Unexpected advantage – the scent

The main advantage of dry frying is that the most heavenly scent rises into the air, any hopeful partaker of whatever is cooking will become even more hopeful, the saliva and anticipation will start to flow, and the final eating will be all the more pleasurable, and the cooking process itself will be all the more pleasurable also.

 

Practical advantage over roasting – you can see what you are doing

There is a more practical advantage to dry frying rather than roasting, particularly if you have an Aga. Out of sight is out of mind, and you cannot smell burning in an Aga oven – unless you have iron discipline and no distractions it is easy to forget about something which is time-sensitive after just a couple of minutes. So it’s much better to do this on the hob where you can see, second by second, what is happening.

The technique brings out the flavour of seeds and nut, and even spices (see paprika and tomato sauce for example). All you need to do is to fry them in a good (ideally cast iron) frying pan (my pancake pan is, for example, perfect for this purpose and I don’t use it for anything other than that purpose other than, of course, pancakes) over a gentle heat. Jiggle and shake the pan every now and again to move the seeds or nuts around. Two or three minutes is enough – when you start to smell the aroma they are ready.
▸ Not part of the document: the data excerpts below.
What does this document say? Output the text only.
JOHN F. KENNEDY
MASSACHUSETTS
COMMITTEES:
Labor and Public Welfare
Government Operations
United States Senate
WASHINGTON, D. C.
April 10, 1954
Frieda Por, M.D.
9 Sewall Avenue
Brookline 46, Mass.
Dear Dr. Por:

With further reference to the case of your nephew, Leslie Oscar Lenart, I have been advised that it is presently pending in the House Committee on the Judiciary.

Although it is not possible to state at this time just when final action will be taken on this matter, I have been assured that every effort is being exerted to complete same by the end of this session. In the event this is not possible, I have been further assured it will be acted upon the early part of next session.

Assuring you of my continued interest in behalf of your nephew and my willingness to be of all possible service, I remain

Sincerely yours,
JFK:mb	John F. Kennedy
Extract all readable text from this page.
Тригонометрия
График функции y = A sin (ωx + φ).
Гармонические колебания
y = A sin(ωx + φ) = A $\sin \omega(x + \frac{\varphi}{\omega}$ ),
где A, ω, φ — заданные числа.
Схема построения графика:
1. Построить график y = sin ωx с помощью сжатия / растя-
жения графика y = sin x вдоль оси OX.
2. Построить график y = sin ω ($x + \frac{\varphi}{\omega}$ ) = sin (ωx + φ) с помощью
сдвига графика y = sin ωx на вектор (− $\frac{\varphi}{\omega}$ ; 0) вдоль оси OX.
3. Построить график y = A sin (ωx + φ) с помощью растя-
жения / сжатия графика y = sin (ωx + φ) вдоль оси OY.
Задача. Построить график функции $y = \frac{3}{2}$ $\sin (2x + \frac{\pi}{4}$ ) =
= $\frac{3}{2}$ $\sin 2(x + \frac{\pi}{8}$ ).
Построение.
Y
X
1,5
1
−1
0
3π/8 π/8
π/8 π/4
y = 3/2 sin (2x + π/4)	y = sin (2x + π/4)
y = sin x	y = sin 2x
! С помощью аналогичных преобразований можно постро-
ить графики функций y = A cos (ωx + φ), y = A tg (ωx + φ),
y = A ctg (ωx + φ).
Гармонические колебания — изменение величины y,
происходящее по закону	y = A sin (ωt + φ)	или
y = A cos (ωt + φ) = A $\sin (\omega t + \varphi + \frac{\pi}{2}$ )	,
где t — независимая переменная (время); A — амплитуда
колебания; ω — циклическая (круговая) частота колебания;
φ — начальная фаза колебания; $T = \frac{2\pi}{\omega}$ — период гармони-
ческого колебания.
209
Purists (Tony Kitous and Dan Lepard of Comptoir Libanais for example) would say that pine nuts are better toasted on a tray in the oven as they cook unevenly in a frying pan, but I say that Life Is Too Short. You do really need a good, dedicated frying pan for this – the one you use for pancakes is fine. See the best pancake pan.

 

Dry frying steak, fish and bacon

It’s also possible (and increasingly popular in these health conscious times) to dry fry steak, fish pieces (the more solid fish such as monk fish), and bacon. In the case of less fatty meat or fish, massage a little (flavoured if you have it) oil and some pepper onto the surface. Otherwise just get the surface of the pan good and hot and then just LEAVE it, do NOT joggle or you will break the crust that’s forming (more on why here). Once formed you should be able to detach the meat or fish easily from the pan’s surface, it should just slip away, completely dry. You can then flip the food over and follow the same procedure for the other side.